Brad DeLongs offers some tepid support of yesterday’s FOMC outcome.
At the moment ten-year Treasury bonds are selling at a present-value discount of20 14%, and thirty-year Treasury bonds are selling at a present-value discount of 45%. Guess that half of these discounts are expectations of interest rate changes and half are rewards for risk bearing. Then if the Fed buys half 10-year and half 30-year bonds it takes risk currently valued at $60 billion off of the private sector’s balance sheet. A ten-year corporate investment project of about $150 billion carries $60 billion worth of risk with it, so if this works and if the risk-bearing capacity freed-up by this version of quantitative easing is then deployed elsewhere, we will have an extra $150 billion of business investment over the year or so it takes to roll out this program and for it to have its effect.
Still, the outcome is too little:
$150 billion is, as Christina Romer likes to say “not chopped liver”–not even in a $15 trillion economy. But it is about 1/10 of our current problem–maybe less when you reflect that our current-problem is a multi-year problem.
I am skeptical that taking on longer-term US debt really draws off much if any risk-bearing capacity off the public’s balance sheet, thereby freeing up capacity for additional business investment.
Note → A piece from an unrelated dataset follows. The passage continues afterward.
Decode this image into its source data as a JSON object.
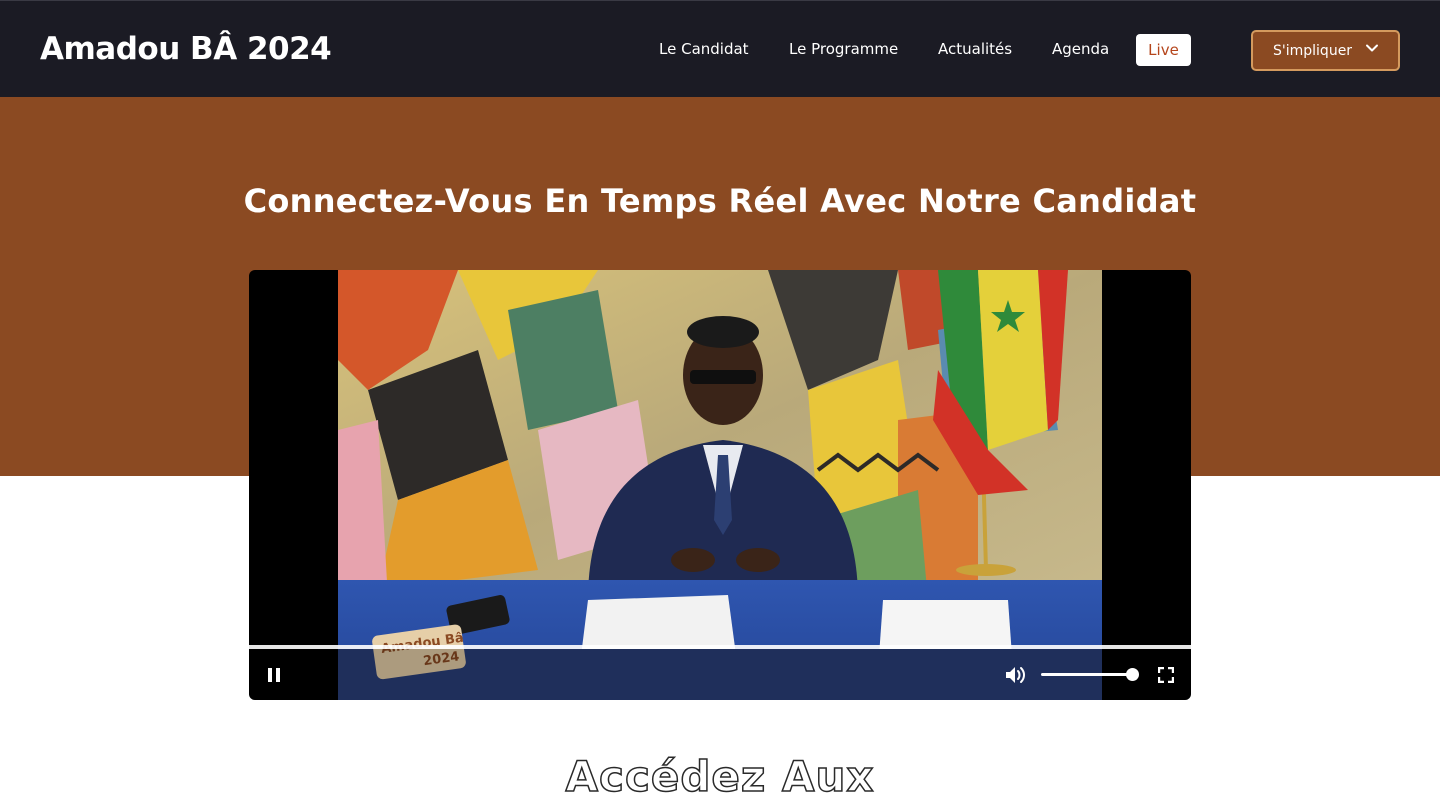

I am even more skeptical that even if such risk were released, firms would take advantage. There is plenty of cash already on corporate balance sheets, but little incentive to put it to work in an economic environment characterized by slow and uncertain patterns of growth.
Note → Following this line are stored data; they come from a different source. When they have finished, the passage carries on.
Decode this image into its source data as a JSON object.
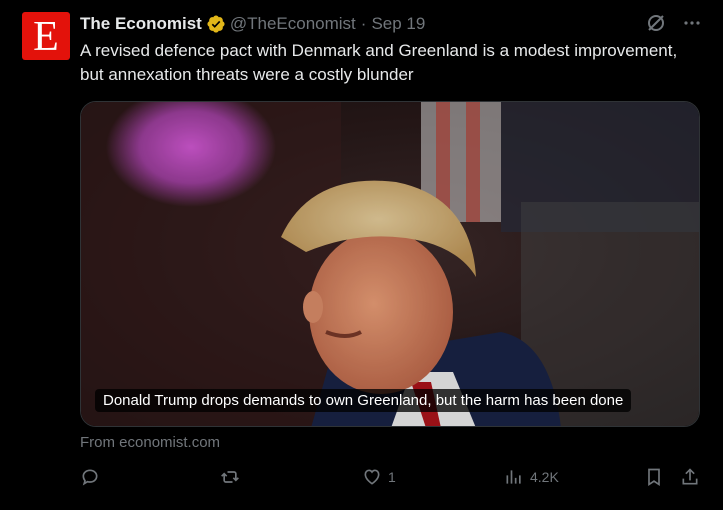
{
  "tweet": {
    "avatar_letter": "E",
    "author_name": "The Economist",
    "handle": "@TheEconomist",
    "separator": "·",
    "date": "Sep 19",
    "text": "A revised defence pact with Denmark and Greenland is a modest improvement, but annexation threats were a costly blunder",
    "card_caption": "Donald Trump drops demands to own Greenland, but the harm has been done",
    "source": "From economist.com"
  },
  "actions": {
    "reply_count": "",
    "retweet_count": "",
    "like_count": "1",
    "view_count": "4.2K"
  },
  "icons": [
    "grok-icon",
    "more-icon",
    "reply-icon",
    "retweet-icon",
    "like-icon",
    "views-icon",
    "bookmark-icon",
    "share-icon",
    "verified-badge-icon"
  ],
  "colors": {
    "background": "#000000",
    "text": "#e7e9ea",
    "muted": "#71767b",
    "brand": "#e3120b",
    "verified": "#e2b719"
  }
}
I think market participants are also skeptical that this is even a marginally effective policy – note that as of last week, the ten-year TIPS breakeven was just a notch under 2%. As of right now, the breakeven has plunged to 1.72%. Not exactly a ringing endorsement of the Fed’s actions. Indeed, quite the opposite – the Fed’s relative inaction is intensifying disinflationary expectations.
Simply put, it sure looks like the Fed is playing around at the wrong margins. Barry Ritholtz summarizes:
There is no calvary coming to the rescue.
Will the calvary eventually come? It will not be long before we are right back where we were last fall – a 1.5% ten-year breakeven, pushing the Fed toward another round of quantitative easing. But will the Fed have the stomach to bring it out in meaningful quantities to compensate for operating on the weak margins of monetary policy? They need to stop thinking on the order of hundreds of billions and start thinking on the order of trillions. And they need to be willing to allow inflation to rise above 2% to be most effective. It seems, however, that this is too big a package to expect from the Fed.
Bottom Line: We need policy that decisively lifts the economy off the zero bound. Policies that work through traditional avenues, primarily the credit channel, have been ineffective. Surely effective would be a cooperation between fiscal and monetary authorities – print the money and spend it. We are faced with increasing expectations if disinflation coupled with fears to spend more because of the size of the deficit. Should be more than ample room for policy coordination, and that policymakers are not more aggressive at this point is bewildering. Inaction on the part of the Administration and the Federal Reserve is endangering them both politically. The former is risking the White House, the latter is only adding fuel to the fire of right-wing criticism by engaging in half-measures with minimal, difficult to quantify results. Caught in the middle is the American people, staring at the possibilty of another lost decade.